Explanations of yield for a newbie?

I’ve been reading the pickaxe book and I think I kind of understand them, but I
really need a concise explanation of the point of them and the power of them to
put me over the top.

Any references to more info on this very much appreciated!

I think one of the points of yield is to allow user defined classes to have
easily defined iterators?

Thanks in advance and have a good day!
Christopher

Christopher J. Meisenzahl CPS, CSTE
Senior Software Testing Consultant
Spherion
christopher.j.meisenzahl@citicorp.com

Mmm… I’m not sure that I’d actually define it that way. yield
calls a block associated with the method. File.open uses an optional
block to open and close a file while the logic is executed inside of
the block. FXRuby buttons can have blocks associated with them as
“responders” to actions on those buttons.

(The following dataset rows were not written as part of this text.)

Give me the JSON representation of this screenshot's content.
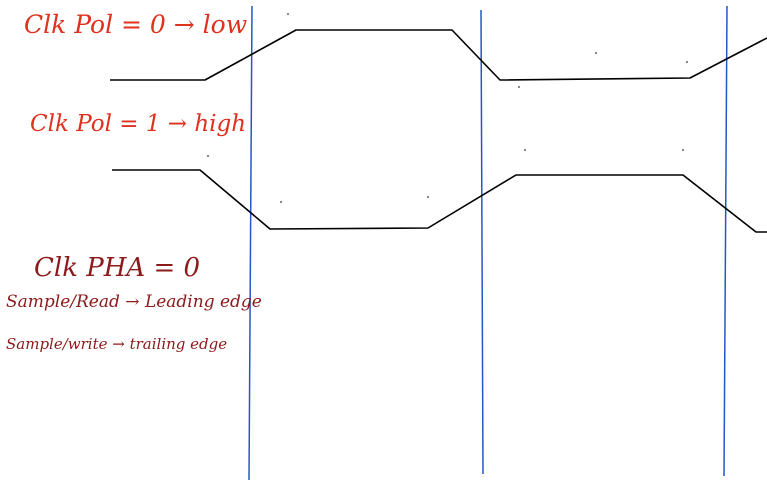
{
  "annotations": {
    "cpol0": "Clk Pol = 0 → low",
    "cpol1": "Clk Pol = 1 → high",
    "cpha": "Clk PHA = 0",
    "sample_read": "Sample/Read → Leading edge",
    "sample_write": "Sample/write → trailing edge"
  },
  "colors": {
    "annotation_red": "#e0301e",
    "annotation_dark_red": "#8b1a1a",
    "waveform": "#000000",
    "edge_marker": "#2457c5",
    "background": "#ffffff"
  },
  "waveforms": [
    {
      "polarity": "CPOL=0",
      "idle_level": "low",
      "levels": [
        "low",
        "high",
        "low",
        "high"
      ]
    },
    {
      "polarity": "CPOL=1",
      "idle_level": "high",
      "levels": [
        "high",
        "low",
        "high",
        "low"
      ]
    }
  ]
}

Iterators use blocks to do something with each element (or index) as
it is being iterated over.

-austin
– Austin Ziegler, austin@halostatue.ca on 2002.11.18 at 12.06.51

···

On Tue, 19 Nov 2002 00:52:25 +0900, christopher.j.meisenzahl@citicorp.com wrote:

I’ve been reading the pickaxe book and I think I kind of
understand them, but I really need a concise explanation of the
point of them and the power of them to put me over the top.

Any references to more info on this very much appreciated!

I think one of the points of yield is to allow user defined
classes to have easily defined iterators?

Think of a block as an anonymous subroutine. Instead of saying
def func(x,y)

… do stuff

end

it goes

{ |x,y|

… do stuff

}

yield is just the way you call the block passed to the function.
If you have a C/C++ background, it might help to think of blocks as
function pointers and yield as dereferencing a function pointer.
Yield is similiar to a callback function.

Even closer to function pointers in C/C++ is a proc object.

myproc = proc { |x,y|
puts “x: #{x}, y #{y}”
}

You can accept these objects as parameters to functions

def func(x,y,p)
p.call(x,y)
end

func(1,2,myproc)

Using yield is just a more convenient way to perform the same thing.
The yield version of the above might go as follows:

def func(x,y)
if( block_given?)
yield(x,y)
end
end

func(1,2) { |x,y|
puts “x: #{x}, y #{y}”
}

···

On Tue, Nov 19, 2002 at 12:52:25AM +0900, christopher.j.meisenzahl@citicorp.com wrote:

I’ve been reading the pickaxe book and I think I kind of understand them, but I
really need a concise explanation of the point of them and the power of them to
put me over the top.

Any references to more info on this very much appreciated!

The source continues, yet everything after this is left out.